The screenplay has several scenes shot outside of the canyon, but just for the setting, this movie definitely belongs to a single location.

Hard Candy

Before Juno became Juno, she was still Ellen Page and acted in a movie called Hard Candy. As a super-mature 14-year old Haley, she decides to meet a 32-year old photographer Jeff that she got to know on the Internet. Other than the initial part of the movie where the two meet in a coffee shop, the rest of the movie is shot in Jeff's house and they first chat together, and slowly a darker more sinister side of Haley is revealed.

The story may have holes large enough that you could drive, wait for it, a house through, but it is nevertheless a well made intense psychological thriller. Ellen Page brings to life a talkative, chirpy, partly believable sinister girl. Patrick Wilson as Jeff is creepy and then some. Shot from the point of view of the "victim", it is worth have this in a list of must-watch single-location movies.


What do you do when you are stuck in an elevator and one of those stuck in there with you is the Devil? You pray the light never goes out and the firefighters get there - fast. The movie is an inventive thriller, balancing a tale between theology and terror. It is one of those rare movies that stays well within itself to create a terrifying paranormal mystery that, for once, does not insult the audience's intelligence.

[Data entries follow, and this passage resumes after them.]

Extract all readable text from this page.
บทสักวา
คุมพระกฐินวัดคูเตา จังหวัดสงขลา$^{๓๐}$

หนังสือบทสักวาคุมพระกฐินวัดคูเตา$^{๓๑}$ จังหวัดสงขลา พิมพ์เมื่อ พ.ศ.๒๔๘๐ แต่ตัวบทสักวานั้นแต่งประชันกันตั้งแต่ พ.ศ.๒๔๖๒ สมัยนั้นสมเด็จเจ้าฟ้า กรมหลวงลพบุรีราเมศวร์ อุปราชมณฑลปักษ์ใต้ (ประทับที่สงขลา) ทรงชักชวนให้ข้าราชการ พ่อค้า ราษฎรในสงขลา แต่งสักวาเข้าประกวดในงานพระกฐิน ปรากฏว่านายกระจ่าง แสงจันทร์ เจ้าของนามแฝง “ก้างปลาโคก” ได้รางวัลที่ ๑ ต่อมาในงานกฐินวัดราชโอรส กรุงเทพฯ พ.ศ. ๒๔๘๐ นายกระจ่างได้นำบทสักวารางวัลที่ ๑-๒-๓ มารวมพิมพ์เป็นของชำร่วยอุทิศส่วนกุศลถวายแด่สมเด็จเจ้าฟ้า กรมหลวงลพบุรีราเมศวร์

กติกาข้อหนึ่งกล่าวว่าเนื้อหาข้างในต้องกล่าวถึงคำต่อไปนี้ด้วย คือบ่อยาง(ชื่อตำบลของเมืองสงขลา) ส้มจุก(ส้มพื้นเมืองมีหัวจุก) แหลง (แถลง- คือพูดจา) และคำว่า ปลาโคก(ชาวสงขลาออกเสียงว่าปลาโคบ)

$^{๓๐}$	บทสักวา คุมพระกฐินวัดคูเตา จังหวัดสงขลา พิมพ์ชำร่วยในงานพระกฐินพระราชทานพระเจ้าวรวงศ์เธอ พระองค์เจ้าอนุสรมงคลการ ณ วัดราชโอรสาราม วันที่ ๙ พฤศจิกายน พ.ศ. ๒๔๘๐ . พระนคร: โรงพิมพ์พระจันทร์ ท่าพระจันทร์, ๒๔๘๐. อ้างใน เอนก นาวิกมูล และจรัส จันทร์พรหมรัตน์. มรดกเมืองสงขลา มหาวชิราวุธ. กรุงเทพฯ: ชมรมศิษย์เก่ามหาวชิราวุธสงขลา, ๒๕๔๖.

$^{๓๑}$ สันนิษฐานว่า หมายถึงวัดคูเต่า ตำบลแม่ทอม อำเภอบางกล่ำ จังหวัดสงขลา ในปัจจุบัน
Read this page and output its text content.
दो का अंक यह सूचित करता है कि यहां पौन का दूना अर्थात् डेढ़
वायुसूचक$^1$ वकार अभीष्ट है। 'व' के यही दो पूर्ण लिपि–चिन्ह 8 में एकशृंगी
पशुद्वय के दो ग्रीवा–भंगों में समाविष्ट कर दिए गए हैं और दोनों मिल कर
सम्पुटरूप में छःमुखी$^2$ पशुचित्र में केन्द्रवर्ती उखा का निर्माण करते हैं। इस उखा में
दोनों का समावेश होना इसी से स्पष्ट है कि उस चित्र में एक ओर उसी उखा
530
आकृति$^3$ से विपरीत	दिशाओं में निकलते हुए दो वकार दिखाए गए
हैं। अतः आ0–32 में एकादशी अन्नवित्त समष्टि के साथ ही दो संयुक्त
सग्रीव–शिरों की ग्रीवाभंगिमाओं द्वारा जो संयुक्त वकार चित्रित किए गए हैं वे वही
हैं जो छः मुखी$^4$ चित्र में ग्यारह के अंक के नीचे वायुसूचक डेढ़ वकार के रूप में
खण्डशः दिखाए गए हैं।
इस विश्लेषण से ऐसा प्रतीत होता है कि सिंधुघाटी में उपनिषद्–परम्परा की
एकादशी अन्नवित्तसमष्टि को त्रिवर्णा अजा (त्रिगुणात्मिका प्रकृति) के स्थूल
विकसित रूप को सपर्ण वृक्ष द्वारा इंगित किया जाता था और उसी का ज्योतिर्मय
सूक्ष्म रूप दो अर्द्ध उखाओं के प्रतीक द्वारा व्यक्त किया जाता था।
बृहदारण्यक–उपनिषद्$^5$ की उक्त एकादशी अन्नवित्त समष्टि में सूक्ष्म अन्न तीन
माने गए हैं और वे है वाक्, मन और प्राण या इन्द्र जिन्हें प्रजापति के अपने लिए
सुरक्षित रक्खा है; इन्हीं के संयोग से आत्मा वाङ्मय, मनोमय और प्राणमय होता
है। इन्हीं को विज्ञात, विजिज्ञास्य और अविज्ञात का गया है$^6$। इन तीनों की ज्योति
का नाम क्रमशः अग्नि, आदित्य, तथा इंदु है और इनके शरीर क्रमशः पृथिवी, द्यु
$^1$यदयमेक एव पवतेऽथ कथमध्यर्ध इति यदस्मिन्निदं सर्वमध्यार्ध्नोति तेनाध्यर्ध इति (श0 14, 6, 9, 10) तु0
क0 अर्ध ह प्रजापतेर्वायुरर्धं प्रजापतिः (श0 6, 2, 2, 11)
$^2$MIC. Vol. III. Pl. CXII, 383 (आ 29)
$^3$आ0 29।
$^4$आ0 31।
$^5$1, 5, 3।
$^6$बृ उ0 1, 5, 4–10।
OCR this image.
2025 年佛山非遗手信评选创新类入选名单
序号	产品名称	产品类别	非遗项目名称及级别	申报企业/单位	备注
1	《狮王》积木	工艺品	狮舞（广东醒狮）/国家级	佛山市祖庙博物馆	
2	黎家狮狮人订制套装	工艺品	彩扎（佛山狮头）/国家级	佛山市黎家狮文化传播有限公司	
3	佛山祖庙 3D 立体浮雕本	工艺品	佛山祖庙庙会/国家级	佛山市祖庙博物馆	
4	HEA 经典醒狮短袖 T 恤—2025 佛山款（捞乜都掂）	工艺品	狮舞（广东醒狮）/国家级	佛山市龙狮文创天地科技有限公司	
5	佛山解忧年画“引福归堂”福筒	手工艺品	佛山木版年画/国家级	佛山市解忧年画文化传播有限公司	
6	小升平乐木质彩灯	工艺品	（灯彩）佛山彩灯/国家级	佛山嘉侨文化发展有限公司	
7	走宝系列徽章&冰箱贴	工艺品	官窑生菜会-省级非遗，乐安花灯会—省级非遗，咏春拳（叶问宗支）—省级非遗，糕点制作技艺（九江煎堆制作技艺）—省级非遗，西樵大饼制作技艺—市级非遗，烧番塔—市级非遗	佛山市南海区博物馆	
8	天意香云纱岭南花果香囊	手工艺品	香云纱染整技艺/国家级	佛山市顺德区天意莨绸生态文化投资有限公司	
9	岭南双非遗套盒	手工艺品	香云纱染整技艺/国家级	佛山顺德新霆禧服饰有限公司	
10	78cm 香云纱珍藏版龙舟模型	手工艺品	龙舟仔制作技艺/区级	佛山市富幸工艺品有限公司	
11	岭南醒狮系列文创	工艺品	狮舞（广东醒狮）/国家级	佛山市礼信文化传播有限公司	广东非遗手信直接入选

There are many things in the movie that worked. The story was spot on. There is a dark, brooding tone to the movie, brought on by an abundance of deep wind instruments in the soundtrack and visuals featuring a darker, desaturated look. Camera work is top notch too, successfully toeing the line of the narrative. The acting is a bit in the light side, and that is probably for the better. And yet, visually the movie is dominated by action outside the elevator, and doesn't quite fall into the category of movies shot in a single location.

Phone Booth

The middle of Manhattan doesn't jump to the top of confined locations - nevertheless the movie Phone Booth is an entertaining movie shot in a limited location in and around a phone booth. Like the movie Quarantine, the movie does include flash-backs and alternate scenes set in different locations, but it was successful as an attempt to marketing a minimalist movie to a mass audience. And more importantly it introduced us to Stu - the slimey, unfaithful, scumbag, PR executive that Colin Farrell got us all to hate.

If you haven't already heard, the movie revolves around Stu, and an unnamed psychotic killer with a sniper rifle that has him on the phone and in his sights. As police surround Stu, he has to communicate this fact to them, while hoping to salvage his marriage that the sniper seems to know everything about.

Das Boot

It is almost impossible to talk about a single location movie without Das Boot on the list. This was a tricky one, because the movie while definitely restricted to one location - a submarine in the middle of a World War, is largely shot more theatrically, and does not necessarily convey the cinematographic difficulty presented by the rest of the movies on this list.

Yet the gritty thriller is the rearguard, for this list, being an almost perfect movie of the battle for survival of a German U-Boat in WWII. The movie takes an alternate stage to view the action, conveying the same feelings of fear, loss and courage while challenging the conventional view of the "enemy". If there is one movie on the list you should have watched - it is this one.